Allerdings legen viele Vorgesetzte zu wenig Wert auf Mitarbeiterbindung via Rückmeldung und Anerkennung  und schadeten damit ihren Betrieben. Laut der Gallup-Studie erhält nur jeder vierte befragte Mitarbeiter Lob vom Chef und nur jeder Dritte hat das Gefühl, dass seine Meinung überhaupt gefragt ist.

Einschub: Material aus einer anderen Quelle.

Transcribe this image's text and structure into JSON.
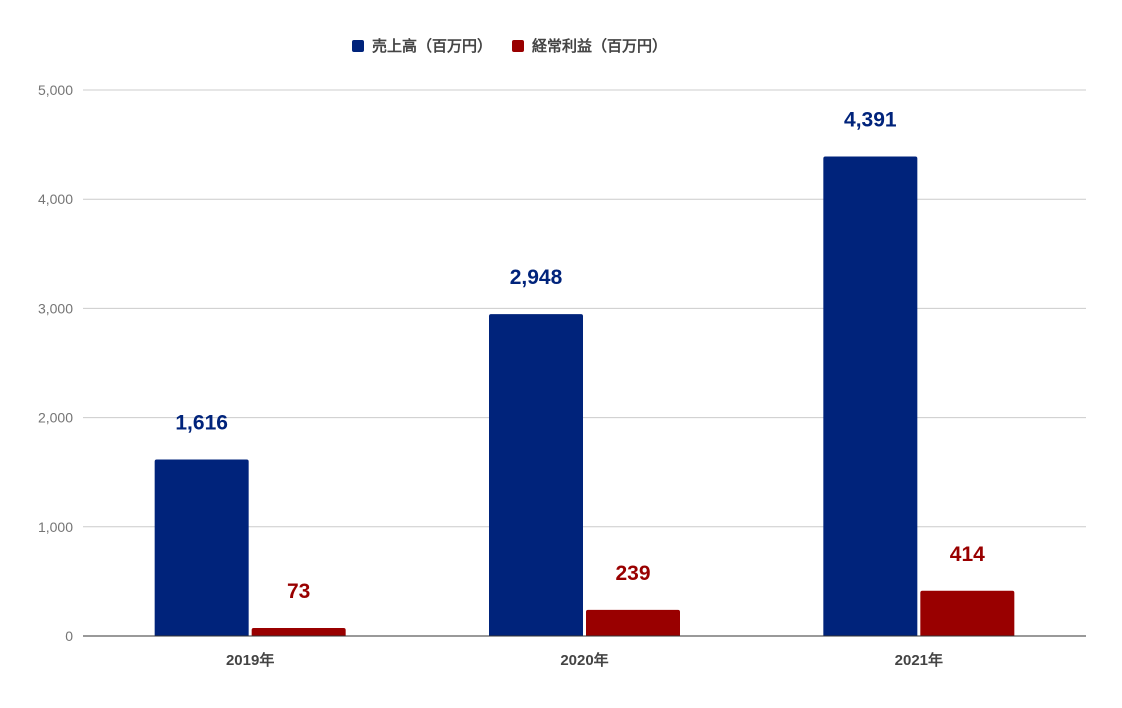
{
  "chart_data": {
    "type": "bar",
    "categories": [
      "2019年",
      "2020年",
      "2021年"
    ],
    "series": [
      {
        "name": "売上高（百万円）",
        "values": [
          1616,
          2948,
          4391
        ],
        "labels": [
          "1,616",
          "2,948",
          "4,391"
        ],
        "color": "#00237B"
      },
      {
        "name": "経常利益（百万円）",
        "values": [
          73,
          239,
          414
        ],
        "labels": [
          "73",
          "239",
          "414"
        ],
        "color": "#990000"
      }
    ],
    "ylim": [
      0,
      5000
    ],
    "yticks": [
      0,
      1000,
      2000,
      3000,
      4000,
      5000
    ],
    "ytick_labels": [
      "0",
      "1,000",
      "2,000",
      "3,000",
      "4,000",
      "5,000"
    ],
    "title": "",
    "xlabel": "",
    "ylabel": "",
    "grid": true,
    "legend_position": "top",
    "colors": {
      "grid": "#cccccc",
      "axis": "#333333",
      "tick_text": "#757575",
      "category_text": "#444444",
      "legend_text": "#444444"
    }
  }
}
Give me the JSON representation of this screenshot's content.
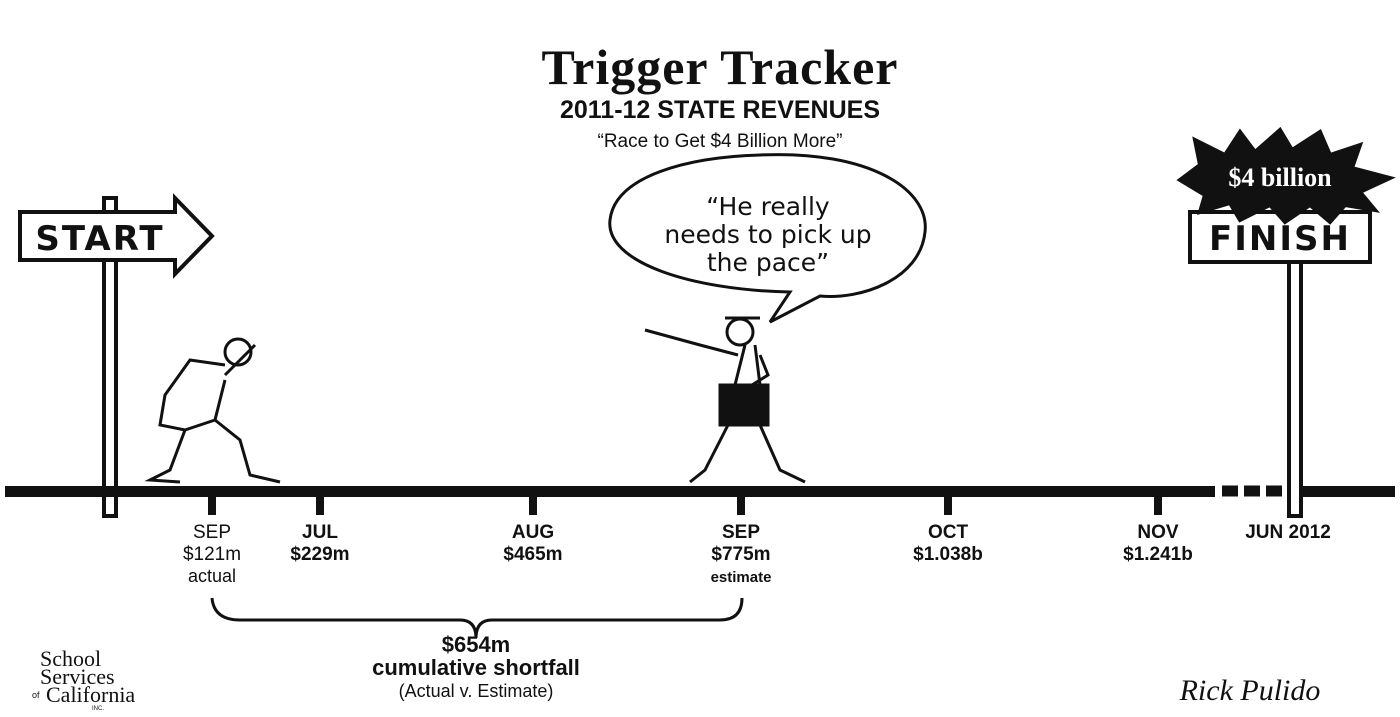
{
  "header": {
    "title": "Trigger Tracker",
    "subtitle": "2011-12 STATE REVENUES",
    "tagline": "“Race to Get $4 Billion More”"
  },
  "signs": {
    "start": "START",
    "finish": "FINISH",
    "goal": "$4 billion"
  },
  "speech": {
    "lines": [
      "“He really",
      "needs to pick up",
      "the pace”"
    ]
  },
  "timeline": [
    {
      "month": "SEP",
      "amount": "$121m",
      "note": "actual"
    },
    {
      "month": "JUL",
      "amount": "$229m"
    },
    {
      "month": "AUG",
      "amount": "$465m"
    },
    {
      "month": "SEP",
      "amount": "$775m",
      "note": "estimate"
    },
    {
      "month": "OCT",
      "amount": "$1.038b"
    },
    {
      "month": "NOV",
      "amount": "$1.241b"
    },
    {
      "month": "JUN 2012"
    }
  ],
  "shortfall": {
    "amount": "$654m",
    "label": "cumulative shortfall",
    "note": "(Actual v. Estimate)"
  },
  "logo": {
    "lines": [
      "School",
      "Services",
      "California"
    ],
    "of": "of",
    "inc": "INC."
  },
  "signature": "Rick Pulido"
}
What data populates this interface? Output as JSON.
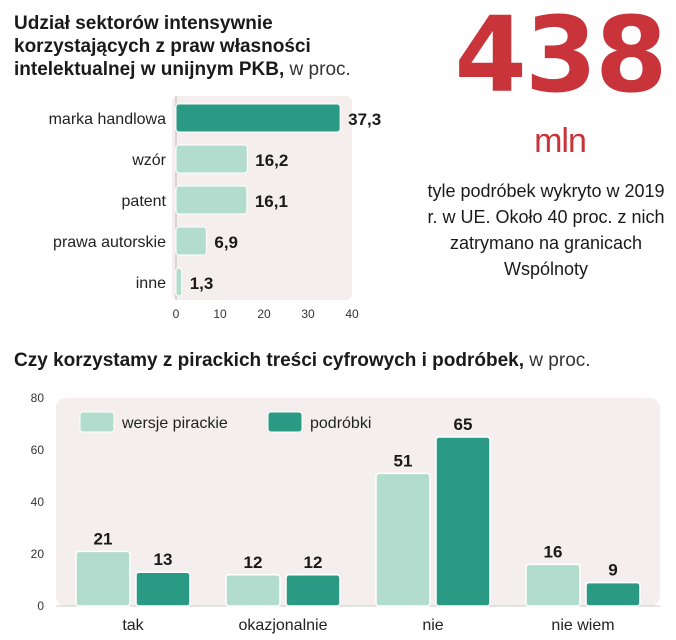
{
  "colors": {
    "accent_red": "#c9343a",
    "dark_teal": "#2a9a85",
    "light_teal": "#b2dccd",
    "panel_bg": "#f5eeee"
  },
  "top_chart": {
    "title": "Udział sektorów intensywnie korzystających z praw własności intelektualnej w unijnym PKB,",
    "title_unit": " w proc."
  },
  "highlight": {
    "number": "438",
    "unit": "mln",
    "caption": "tyle podróbek wykryto w 2019 r. w UE. Około 40 proc. z nich zatrymano na granicach Wspólnoty"
  },
  "bottom_chart": {
    "title": "Czy korzystamy z pirackich treści cyfrowych i podróbek,",
    "title_unit": " w proc."
  },
  "chart_data": [
    {
      "type": "bar",
      "orientation": "horizontal",
      "categories": [
        "marka handlowa",
        "wzór",
        "patent",
        "prawa autorskie",
        "inne"
      ],
      "values": [
        37.3,
        16.2,
        16.1,
        6.9,
        1.3
      ],
      "value_labels": [
        "37,3",
        "16,2",
        "16,1",
        "6,9",
        "1,3"
      ],
      "xlim": [
        0,
        40
      ],
      "xticks": [
        0,
        10,
        20,
        30,
        40
      ],
      "highlight_color": "#2a9a85",
      "bar_color": "#b2dccd"
    },
    {
      "type": "bar",
      "categories": [
        "tak",
        "okazjonalnie",
        "nie",
        "nie wiem"
      ],
      "series": [
        {
          "name": "wersje pirackie",
          "values": [
            21,
            12,
            51,
            16
          ],
          "color": "#b2dccd"
        },
        {
          "name": "podróbki",
          "values": [
            13,
            12,
            65,
            9
          ],
          "color": "#2a9a85"
        }
      ],
      "ylim": [
        0,
        80
      ],
      "yticks": [
        0,
        20,
        40,
        60,
        80
      ],
      "legend": "top-left"
    }
  ]
}
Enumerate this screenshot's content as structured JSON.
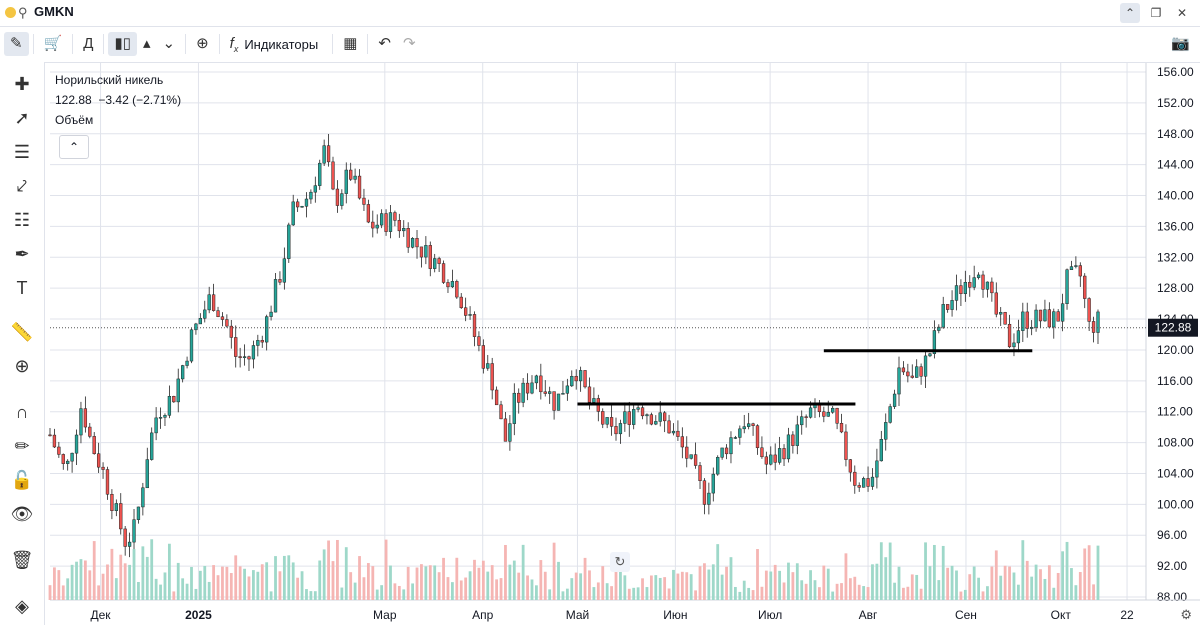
{
  "header": {
    "symbol": "GMKN",
    "toolbar": {
      "interval_label": "Д",
      "indicators_label": "Индикаторы"
    }
  },
  "legend": {
    "title": "Норильский никель",
    "price": "122.88",
    "change": "−3.42 (−2.71%)",
    "volume_label": "Объём"
  },
  "colors": {
    "up": "#26a69a",
    "down": "#ef5350",
    "vol_up": "#9ed8c9",
    "vol_down": "#f5b5b3",
    "line": "#000000",
    "grid": "#e0e3eb"
  },
  "chart_data": {
    "type": "candlestick",
    "title": "",
    "y_axis": {
      "min": 88,
      "max": 156,
      "step": 4,
      "side": "right",
      "ticks": [
        "156.00",
        "152.00",
        "148.00",
        "144.00",
        "140.00",
        "136.00",
        "132.00",
        "128.00",
        "124.00",
        "120.00",
        "116.00",
        "112.00",
        "108.00",
        "104.00",
        "100.00",
        "96.00",
        "92.00",
        "88.00"
      ]
    },
    "x_axis": {
      "labels": [
        "Дек",
        "2025",
        "Мар",
        "Апр",
        "Май",
        "Июн",
        "Июл",
        "Авг",
        "Сен",
        "Окт",
        "22"
      ]
    },
    "last_price": 122.88,
    "last_price_label": "122.88",
    "support_lines": [
      {
        "from": "2025-05-01",
        "to": "2025-07-28",
        "value": 113
      },
      {
        "from": "2025-07-18",
        "to": "2025-09-22",
        "value": 119.9
      }
    ],
    "price_path": [
      [
        "2024-11-15",
        109
      ],
      [
        "2024-11-20",
        104
      ],
      [
        "2024-11-25",
        113
      ],
      [
        "2024-11-28",
        108
      ],
      [
        "2024-12-02",
        104
      ],
      [
        "2024-12-05",
        100
      ],
      [
        "2024-12-09",
        95
      ],
      [
        "2024-12-12",
        97
      ],
      [
        "2024-12-16",
        107
      ],
      [
        "2024-12-19",
        112
      ],
      [
        "2024-12-24",
        114
      ],
      [
        "2024-12-30",
        122
      ],
      [
        "2025-01-05",
        127
      ],
      [
        "2025-01-10",
        123
      ],
      [
        "2025-01-13",
        119
      ],
      [
        "2025-01-17",
        119
      ],
      [
        "2025-01-22",
        123
      ],
      [
        "2025-01-27",
        130
      ],
      [
        "2025-01-31",
        138
      ],
      [
        "2025-02-05",
        140
      ],
      [
        "2025-02-10",
        146
      ],
      [
        "2025-02-13",
        139
      ],
      [
        "2025-02-18",
        143
      ],
      [
        "2025-02-24",
        136
      ],
      [
        "2025-03-04",
        137
      ],
      [
        "2025-03-10",
        134
      ],
      [
        "2025-03-18",
        131
      ],
      [
        "2025-03-24",
        128
      ],
      [
        "2025-03-31",
        120
      ],
      [
        "2025-04-04",
        116
      ],
      [
        "2025-04-08",
        108
      ],
      [
        "2025-04-11",
        113
      ],
      [
        "2025-04-18",
        117
      ],
      [
        "2025-04-24",
        113
      ],
      [
        "2025-04-30",
        118
      ],
      [
        "2025-05-05",
        113
      ],
      [
        "2025-05-12",
        109
      ],
      [
        "2025-05-20",
        113
      ],
      [
        "2025-05-30",
        110
      ],
      [
        "2025-06-05",
        106
      ],
      [
        "2025-06-10",
        101
      ],
      [
        "2025-06-16",
        107
      ],
      [
        "2025-06-23",
        111
      ],
      [
        "2025-06-30",
        105
      ],
      [
        "2025-07-07",
        108
      ],
      [
        "2025-07-14",
        112
      ],
      [
        "2025-07-21",
        111
      ],
      [
        "2025-07-28",
        103
      ],
      [
        "2025-08-02",
        103
      ],
      [
        "2025-08-06",
        109
      ],
      [
        "2025-08-11",
        118
      ],
      [
        "2025-08-15",
        116
      ],
      [
        "2025-08-20",
        119
      ],
      [
        "2025-08-25",
        125
      ],
      [
        "2025-09-01",
        129
      ],
      [
        "2025-09-05",
        131
      ],
      [
        "2025-09-10",
        125
      ],
      [
        "2025-09-15",
        121
      ],
      [
        "2025-09-19",
        124
      ],
      [
        "2025-09-24",
        124
      ],
      [
        "2025-09-30",
        124
      ],
      [
        "2025-10-03",
        129
      ],
      [
        "2025-10-07",
        130
      ],
      [
        "2025-10-10",
        123
      ],
      [
        "2025-10-14",
        124
      ]
    ]
  }
}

Die Vorgesetzten sind nur allzu oft der Meinung, dass das Gehalt, das Weihnachtsgeld, der Firmenwagen, die Bonuszahlungen bereits Anerkennung genug seien. Auf zusätzliches Eingehen auf die gebotene Leistung wird verzichtet – jedenfalls dann, wenn es nichts zu kritisieren gibt. Das kann allerdings kein Ansatz sein, durch den Mitarbeiter zu Höchstleistungen motiviert werden. Denn wenn das Gehalt die einzige Form von Anerkennung ist, hat der Mitarbeiter natürlich keinen Grund, eine über seinen Arbeitsvertrag hinaus gehende Leistung zu erbringen. Dienst nach Vorschrift , ist die logische Konsequenz.

Anerkennung ist wichtig

Wenn Arbeitnehmer gefragt werden, woran es ihnen in Bezug auf ihre Arbeit am meisten mangelt, geben sie auffällig oft das Ausbleiben der positiven Bestärkung durch den Chef an. Aufmerksamkeit, Interesse für Geleistetes, Lob und die damit verbundene Anerkennung sind etwas ganz Wichtiges in unser aller Leben. Wer sich anerkannt und ernst genommen fühlt, hat Spaß an seiner Arbeit und wird nicht verzweifelt zur Uhr schauen und auf den Feierabend warten. Wer Anerkennung erfährt, entwickelt eine Bindung zum Unternehmen und das Bedürfnis, sich besonders einzubringen. Und noch etwas: während uns schlechte Erlebnisse lange verfolgen, verpuffen schöne Erlebnisse, wie gelobt zu werden und Anerkennung zu erfahren, sehr schnell. Und deshalb können wir gar nicht genug davon bekommen. Wir vertragen es zwei-, drei- viermal am Tag und morgen und übermorgen schon wieder.

Und nun komme ich auf meine Anfangsfrage zurück: Haben Sie heute schon gelobt?